Une trajectoire singulière dans le post-rock français

Fondé à Bressuire, dans les Deux-Sèvres, il y a près de quinze ans, Flyingdeadman s’est progressivement imposé comme une formation à part dans le paysage du post-rock hexagonal. Porté par une volonté constante de faire voyager l’auditeur, le groupe a su évoluer au fil des années, malgré de nombreux changements de line-up, sans jamais renier son ADN émotionnel.

flyingdeadman

Depuis 2010, Flyingdeadman creuse un sillon instrumental où se mêlent envolées aériennes et tensions plus rugueuses. Ce rock atmosphérique, à la fois raffiné et chargé d’intensité, repose sur une maîtrise évidente des contrastes. Le groupe cultive ainsi un art du clair-obscur qui rappelle les grandes signatures du genre, entre puissance brute et délicatesse ciselée.

Aujourd’hui structuré autour d’un quatuor, le projet conserve une ligne directrice claire : traduire des émotions en paysages sonores immersifs.

« Mirages », un voyage introspectif et cinématographique

Avec « Mirages », leur sixième opus, Flyingdeadman franchit une nouvelle étape. Enregistré à domicile durant l’été 2025, cet album est né d’un élan créatif fulgurant, les bases de sa composition ayant vu le jour en à peine vingt-quatre heures. Une spontanéité qui se ressent dans la cohérence globale du disque.

Composé de six longues pièces instrumentales, « Mirages » s’écoute comme une œuvre continue, chaque titre répondant au précédent dans une fluidité remarquable.
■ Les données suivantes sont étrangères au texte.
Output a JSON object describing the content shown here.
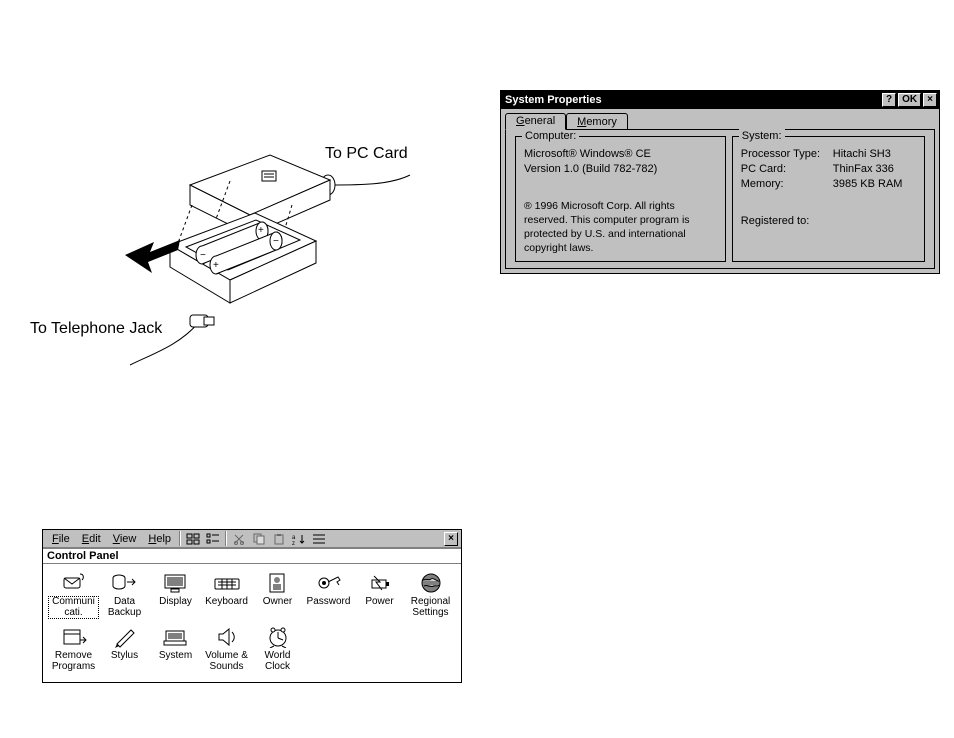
{
  "diagram": {
    "label_pc": "To PC Card",
    "label_tel": "To Telephone Jack"
  },
  "sysprops": {
    "title": "System Properties",
    "buttons": {
      "help": "?",
      "ok": "OK",
      "close": "×"
    },
    "tabs": {
      "general": "General",
      "general_u": "G",
      "memory": "Memory",
      "memory_u": "M"
    },
    "computer": {
      "legend": "Computer:",
      "line1": "Microsoft® Windows® CE",
      "line2": "Version 1.0 (Build 782-782)",
      "copyright": "® 1996 Microsoft Corp. All rights reserved. This computer program is protected by U.S. and international copyright laws."
    },
    "system": {
      "legend": "System:",
      "proc_label": "Processor Type:",
      "proc_value": "Hitachi SH3",
      "card_label": "PC Card:",
      "card_value": "ThinFax 336",
      "mem_label": "Memory:",
      "mem_value": "3985 KB   RAM",
      "reg_label": "Registered to:"
    }
  },
  "cpanel": {
    "menus": {
      "file": "File",
      "edit": "Edit",
      "view": "View",
      "help": "Help"
    },
    "caption": "Control Panel",
    "close": "×",
    "icons": [
      {
        "name": "Communicati."
      },
      {
        "name": "Data Backup"
      },
      {
        "name": "Display"
      },
      {
        "name": "Keyboard"
      },
      {
        "name": "Owner"
      },
      {
        "name": "Password"
      },
      {
        "name": "Power"
      },
      {
        "name": "Regional Settings"
      },
      {
        "name": "Remove Programs"
      },
      {
        "name": "Stylus"
      },
      {
        "name": "System"
      },
      {
        "name": "Volume & Sounds"
      },
      {
        "name": "World Clock"
      }
    ]
  }
}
Dès l’ouverture avec To The Abyss, les guitares oscillent entre douceur onirique et abrasivité contrôlée, soutenues par une section rythmique puissante. Le voyage se poursuit avec October, plus tempétueux, avant d’introduire des textures vocales parlées sur Rives et Hate & Die, apportant une dimension narrative subtile.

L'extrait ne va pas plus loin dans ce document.